I have experienced players to be helpful when someone asked specific questions, but less motivated to write an essay because someone is too lazy to Google it in 2 seconds.
Same with the mentor channel, most new players don’t even think of asking. Most new players don’t even know what they are supposed to ask.
I especially think that the murloc disappears way too fast. It would help mentors a lot if it stays a bit longer (maybe with opt out) and would be more visible like in LFG or a mentor queue maybe.
Also mentor should be account wide, because my toons can’t be mentors but I’m not in the murlocs natural habitat with my mentor chars… So unless they contact us, which as I said rarely happens, us mentors have barely any contact with them.
Oh and for the rewards: no.
No rewards for mentoring, for once we should take a good look at FF14 and abandon that thought.
Most of the texts in there are “#showtooltip x /cast x” or “come here” or “how do I stop walking” or the funniest one that comes several times a week, a hunter, that spams “F* YOUR M*” three times, in caps. xD.
Personally, I like to help players who ask for help, I like to discuss strategies, rotations, possitions, and interactions overal; what is true tho, is that in those interactions sometimes you can’t really learn something new from the “mentor” perspective; so aside from the selfless satisfaction of helping another, there’s no reward, and if you add the layer that is having to put some efford, explaining something carefuly, analysing, spending some time and “love” to the fact that the other person is asking for it instead of googling by himself, is a bit… hard to take sometimes. So I understand how players aren’t willing to help others when the information is public, and at hand.
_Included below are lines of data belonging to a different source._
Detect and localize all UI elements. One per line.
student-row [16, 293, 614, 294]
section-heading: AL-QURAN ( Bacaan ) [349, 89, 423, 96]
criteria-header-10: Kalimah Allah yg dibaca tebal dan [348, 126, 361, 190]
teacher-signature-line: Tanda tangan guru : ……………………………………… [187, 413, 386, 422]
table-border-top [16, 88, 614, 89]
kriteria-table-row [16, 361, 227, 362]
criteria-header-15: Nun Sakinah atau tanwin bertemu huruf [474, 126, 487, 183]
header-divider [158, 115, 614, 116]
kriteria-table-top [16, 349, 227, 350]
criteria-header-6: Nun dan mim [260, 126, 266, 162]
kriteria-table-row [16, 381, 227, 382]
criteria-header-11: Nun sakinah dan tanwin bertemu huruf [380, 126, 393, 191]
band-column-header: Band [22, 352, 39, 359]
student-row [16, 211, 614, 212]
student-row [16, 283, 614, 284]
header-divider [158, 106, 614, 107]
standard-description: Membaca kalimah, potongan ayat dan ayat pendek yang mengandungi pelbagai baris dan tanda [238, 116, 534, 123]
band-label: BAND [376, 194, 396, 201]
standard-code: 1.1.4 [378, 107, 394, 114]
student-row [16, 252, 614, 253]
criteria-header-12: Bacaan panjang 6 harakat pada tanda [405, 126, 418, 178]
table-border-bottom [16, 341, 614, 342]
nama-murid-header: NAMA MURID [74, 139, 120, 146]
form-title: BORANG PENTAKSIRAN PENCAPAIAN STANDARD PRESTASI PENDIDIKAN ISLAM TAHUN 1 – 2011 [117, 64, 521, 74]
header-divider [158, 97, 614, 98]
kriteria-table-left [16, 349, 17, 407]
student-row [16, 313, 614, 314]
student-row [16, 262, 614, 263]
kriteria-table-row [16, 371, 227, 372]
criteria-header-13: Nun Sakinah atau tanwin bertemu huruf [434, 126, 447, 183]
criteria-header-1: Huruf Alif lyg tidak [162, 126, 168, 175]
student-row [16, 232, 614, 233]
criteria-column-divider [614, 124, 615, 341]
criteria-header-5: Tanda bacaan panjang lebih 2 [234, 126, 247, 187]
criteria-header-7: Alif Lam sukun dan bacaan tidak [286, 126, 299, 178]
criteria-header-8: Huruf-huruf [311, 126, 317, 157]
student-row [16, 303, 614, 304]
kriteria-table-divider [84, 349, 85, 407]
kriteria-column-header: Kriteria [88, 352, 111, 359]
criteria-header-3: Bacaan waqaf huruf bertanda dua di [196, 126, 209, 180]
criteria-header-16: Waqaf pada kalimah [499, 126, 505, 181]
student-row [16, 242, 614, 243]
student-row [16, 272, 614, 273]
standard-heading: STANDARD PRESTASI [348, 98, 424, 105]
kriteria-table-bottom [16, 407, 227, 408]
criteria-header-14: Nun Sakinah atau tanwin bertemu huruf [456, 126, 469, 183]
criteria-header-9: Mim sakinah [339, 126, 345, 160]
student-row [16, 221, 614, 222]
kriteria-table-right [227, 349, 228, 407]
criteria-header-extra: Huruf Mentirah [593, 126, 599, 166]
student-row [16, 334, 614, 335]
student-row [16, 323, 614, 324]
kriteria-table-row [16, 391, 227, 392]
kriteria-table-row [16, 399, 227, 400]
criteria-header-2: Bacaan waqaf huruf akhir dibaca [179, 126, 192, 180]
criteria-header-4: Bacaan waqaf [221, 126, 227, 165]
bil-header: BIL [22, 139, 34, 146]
While understandable, more experienced Players like ourselves also need to understand that, by industry standard, the mere act of posting on a forum or watching a youtube guide already qualifies you as a “hardcore” player, because the vast majority of players of any game will do neither, ever.
And it is this vast majority that “we” as a community regularly display nothing but disdain and utter disgust for in game by not even allowing them the slightest chance to learn it properly, much less participate in even the most casual of content, and don´t even get me started on all teh BS they have to deal with if they ever want to try actually challenging content… FFS, people get flamed for not having watched guides before queuing for LFR, how much more preposterous and self-aggrandizing can it even get?
If today’s community were around back in TBC when I started, I would have never become an RWF raider or even remotely good at the game, because instead of the healer in my first DM run explaining what Arcane intellect is and why I should always have it up or the tank in my first Gnomeregan run telling me that it makes more sense to use blizzard on large pulls, instead I would have just been ruthlessly flamed and summarily kicked for not buffing / AEing, leaving me as a new player with a punishement, but no idea for what, and therefore no chance to actually improve. And i would have quickly done exactly what my wife did, said “F this ” and moved on to a different game (or in her case back to FF14).